Friday, December 08, 2006

Letter to Senators Gregg and Sununu

Copied to my blogsite.

This is not the time to go all wobbly. Difficulty in Iraq is not the same thing as failing, and we are not failing. The Middle-East is much closer to our vision of self-determination and tolerance than it was in 2003. Do not lose sight of the long view. Victory is not hopelessly out of reach nor beyond reasonable means. That have been no misjudgements that are not fixable.

Even small problems can have dire consequences, of course, and the problems we have in a narrow radius of Baghdad could indeed become catastrophic. But they are not now catastrophic in world terms – there are a dozen places on the globe less stable – they are only disappointing in comparison to what we hoped might happen. Several botched attempts, even if followed by several more botched attempts, are not failure. Setbacks and reversals have preceeded every victory. We have seen far worse than this in every war previous.

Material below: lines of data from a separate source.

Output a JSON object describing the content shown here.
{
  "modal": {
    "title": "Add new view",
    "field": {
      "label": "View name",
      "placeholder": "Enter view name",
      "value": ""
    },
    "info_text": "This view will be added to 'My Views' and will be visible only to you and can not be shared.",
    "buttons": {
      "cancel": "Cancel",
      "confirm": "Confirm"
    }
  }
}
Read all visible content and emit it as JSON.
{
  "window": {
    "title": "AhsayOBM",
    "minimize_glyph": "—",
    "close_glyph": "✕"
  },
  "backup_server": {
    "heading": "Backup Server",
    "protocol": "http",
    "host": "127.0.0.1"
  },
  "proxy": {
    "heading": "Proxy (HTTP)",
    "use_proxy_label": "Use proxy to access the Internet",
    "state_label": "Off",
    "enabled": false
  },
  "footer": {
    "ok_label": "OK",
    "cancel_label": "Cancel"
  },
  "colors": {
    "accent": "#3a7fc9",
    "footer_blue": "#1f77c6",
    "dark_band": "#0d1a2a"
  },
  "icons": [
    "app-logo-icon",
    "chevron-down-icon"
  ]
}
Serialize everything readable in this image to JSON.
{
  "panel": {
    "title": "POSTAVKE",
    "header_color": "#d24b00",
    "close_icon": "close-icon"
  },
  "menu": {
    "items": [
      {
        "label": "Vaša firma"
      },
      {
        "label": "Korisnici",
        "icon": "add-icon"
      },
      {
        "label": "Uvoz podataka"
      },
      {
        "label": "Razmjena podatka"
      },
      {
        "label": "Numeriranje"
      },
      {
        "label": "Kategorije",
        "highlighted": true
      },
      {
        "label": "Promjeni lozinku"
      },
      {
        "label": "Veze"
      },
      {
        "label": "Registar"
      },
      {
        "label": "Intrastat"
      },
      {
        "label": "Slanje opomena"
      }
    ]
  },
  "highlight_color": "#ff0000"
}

That much of the American public does not now support our actions in Iraq is less meaningful than one would think. The American people always grow tired of war after three years – it is predictable. While troops were in Vietnam in 1962, large troop increases did not start until 1965. It was in 1968 that the desire to leave racheted up. Lincoln was nearly defeated in the election 1864 because people thought the war was unwinnable and wanted out. Even in WWII, with enormous general support for the mission, by 1945 there was no stomach to oppose Russia or Japan with more combat – hence Yalta and Hiroshima. In Korea, we refused to go farther than 3 years. Three years and then political weariness is the default position – there is nothing unusual about Iraq in this.

I realize that in a divided country there is need to speak gently and seek consensus. I was nonetheless disappointed in your remarks about the ISG, and I have been a supporter of yours for years. Please consider making more dramatic remarks along the lines of Sen. McCain's assessment of the ISG. As you are well aware, conservatives predicted from the beginning that hamstringing our Rules of Engagement and attempting to please our critics would result in the worst of both worlds. While that is an oversimplification, it has turned out to be true. A reputation for victory must be part of the American information war. Such reputations are not merely an exercise in preening or self-congratulation, but a necessary weapon.

Sincerely,


David Wyman
Goffstown, NH

4 comments:

copithorne said...

Are you advocating staying the course?

Or do you have a plan for victory?

Anonymous said...

This guy must feel like John the Baptgist crying in the wilderness. Waah, nobody listens to me. I know I'm right!!!

Assistant Village Idiot said...

I have never advocated staying the course. We should have been more nimble and adaptable from the start. But that is easy for me to say, and very hard to accomplish on the ground.

As well as I understand these things - which is admittedly not well - the arguments made over at stratfor seem convincing to me. As that is a subscription site, browsing at the milblogs or Tigerhawk might be good. There are a variety of commenters there, and none, I think, in precise agreement with the president.

copithorne said...

I've read the stuff at Tigerhawk. I'm not sure what you mean.

You don't want to stay the course, you don't like the ISG report but you don't seem to know what you would do differently.

It sounds like you saying you don't want to stay the course amounts to you wishing for a different outcome. As do we all.

John McCain and Silvestro Reyes say they want more troops, but we don't have them.

I guess I am looking around for someone to say: let's start the draft, raise taxes and go really occupy Iraq with 500,000 troops.

That would be a position I would find somewhat respectable. But I've never encountered it.